Versicherungspflicht – beitragsfrei krankenverischert
Wer eine Halbwaisenrente oder Waisenrente bezieht, wird darüber in der gesetzlichen Krankenversicherung und der Pflegeversicherung beitragsfrei pflichtversichert. Die beitragsfreie Krankenversicherung gilt so lange, bis man eine berufliche Ausbildung oder Freiwilligenjahr absolviert, ein Arbeitsverhältnis aufnimmt oder Leistungen der Bundesagentur für Arbeit erhält.
Wer eine private Krankenversicherung hat oder freiwillig gesetzlich versichert ist, der kann sich den Zuschuss des Rententrägers zur Kranken- und Pflegeversicherung auf Antrag auch mit auszahlen lassen. In diesem Falle käme der Bruttobetrag der Halbwaisenrente zuzüglich der Zuschüsse zur Auszahlung. Dem Antrag sind die Nachweise über das Bestehen einer privaten oder freiwillig gesetzlichen Krankenversicherung beizufügen.
Halbwaisenrente und Erziehungsrente – Was viele nicht wissen
Wer ein halbwaisenberechtigtes Kind aus einer geschiedenen Ehe im Haushalt hat, der hat keinen Anspruch auf eine Witwenrente. Dennoch können auch in diesem Falle die erziehenden Elternteile wirtschaftlich mit abgesichert werden.
Leider ist die Erziehungsrente noch sehr wenig bekannt. Sie wird für den Fall gezahlt, dass der erziehende Elternteil nicht wieder geheiratet hat und die Halbwaise unter 18 Jahre alt ist.
Die Erziehungsrente wird einkommensabhängig aus dem Rentenanspruch des erziehenden Elternteils gezahlt. Also im Zweifelsfall bei den Rententrägern immer mit anfragen, ob ein Anspruch auf Erziehungsrente besteht.
Weitere Infos zur Erziehungsrente auf der Seite der Deutschen Rentenversicherung unter https://www.deutsche-rentenversicherung.de.

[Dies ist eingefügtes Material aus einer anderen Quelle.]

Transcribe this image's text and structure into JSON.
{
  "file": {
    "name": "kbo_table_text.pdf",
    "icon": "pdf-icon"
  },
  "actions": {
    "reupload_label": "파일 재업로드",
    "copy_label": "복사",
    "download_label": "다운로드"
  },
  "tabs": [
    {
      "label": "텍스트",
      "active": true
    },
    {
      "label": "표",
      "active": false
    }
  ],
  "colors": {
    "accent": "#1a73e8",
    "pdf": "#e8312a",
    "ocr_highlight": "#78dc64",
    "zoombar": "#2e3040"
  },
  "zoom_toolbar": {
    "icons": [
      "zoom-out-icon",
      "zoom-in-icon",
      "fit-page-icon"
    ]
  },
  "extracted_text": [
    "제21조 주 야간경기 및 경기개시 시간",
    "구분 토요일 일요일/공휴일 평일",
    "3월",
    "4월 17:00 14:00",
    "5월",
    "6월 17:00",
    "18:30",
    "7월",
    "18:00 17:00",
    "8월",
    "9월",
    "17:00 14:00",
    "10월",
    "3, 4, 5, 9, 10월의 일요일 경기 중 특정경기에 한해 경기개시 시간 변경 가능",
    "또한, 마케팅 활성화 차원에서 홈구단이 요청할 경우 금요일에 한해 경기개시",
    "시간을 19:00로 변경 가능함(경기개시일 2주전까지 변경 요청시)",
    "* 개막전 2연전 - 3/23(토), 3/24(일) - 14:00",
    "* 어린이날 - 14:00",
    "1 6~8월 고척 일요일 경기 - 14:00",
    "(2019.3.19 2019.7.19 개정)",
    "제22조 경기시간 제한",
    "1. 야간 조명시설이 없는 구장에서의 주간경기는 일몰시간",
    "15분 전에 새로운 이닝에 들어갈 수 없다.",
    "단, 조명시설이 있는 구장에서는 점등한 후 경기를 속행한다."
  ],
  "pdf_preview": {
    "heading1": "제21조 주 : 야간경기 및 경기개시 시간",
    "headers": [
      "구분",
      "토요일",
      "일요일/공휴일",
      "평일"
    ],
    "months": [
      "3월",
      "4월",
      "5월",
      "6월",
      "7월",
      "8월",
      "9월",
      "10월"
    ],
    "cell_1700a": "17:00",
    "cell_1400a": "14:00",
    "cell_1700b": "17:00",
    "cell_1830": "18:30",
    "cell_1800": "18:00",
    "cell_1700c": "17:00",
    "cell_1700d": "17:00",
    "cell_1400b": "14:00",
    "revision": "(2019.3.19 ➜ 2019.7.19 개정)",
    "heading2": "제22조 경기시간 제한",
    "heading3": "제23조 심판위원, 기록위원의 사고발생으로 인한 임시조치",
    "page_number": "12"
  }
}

Besteht noch Anspruch auf Halbwaisenrente bei Heirat?
Mit der Heirat eines Halbwaisen verändert sich der Status als Halbwaise nicht. Der Anspruch auf Halbwaisenrente bleibt folglich bestehen, solange alle anderen Voraussetzungen für den Anspruch erfüllt sind. Das Einkommen des Ehegatten und eigene Einkünfte werden nicht angerechnet.
Wann endet der Anspruch auf Halbwaisenrente?
Der Anspruch auf Halbwaisenrente endet grundsätzlich mit Vollendung des 27. Lebensjahres. Bei Tod der Waise endet die Rente mit Ende des Sterbemonats.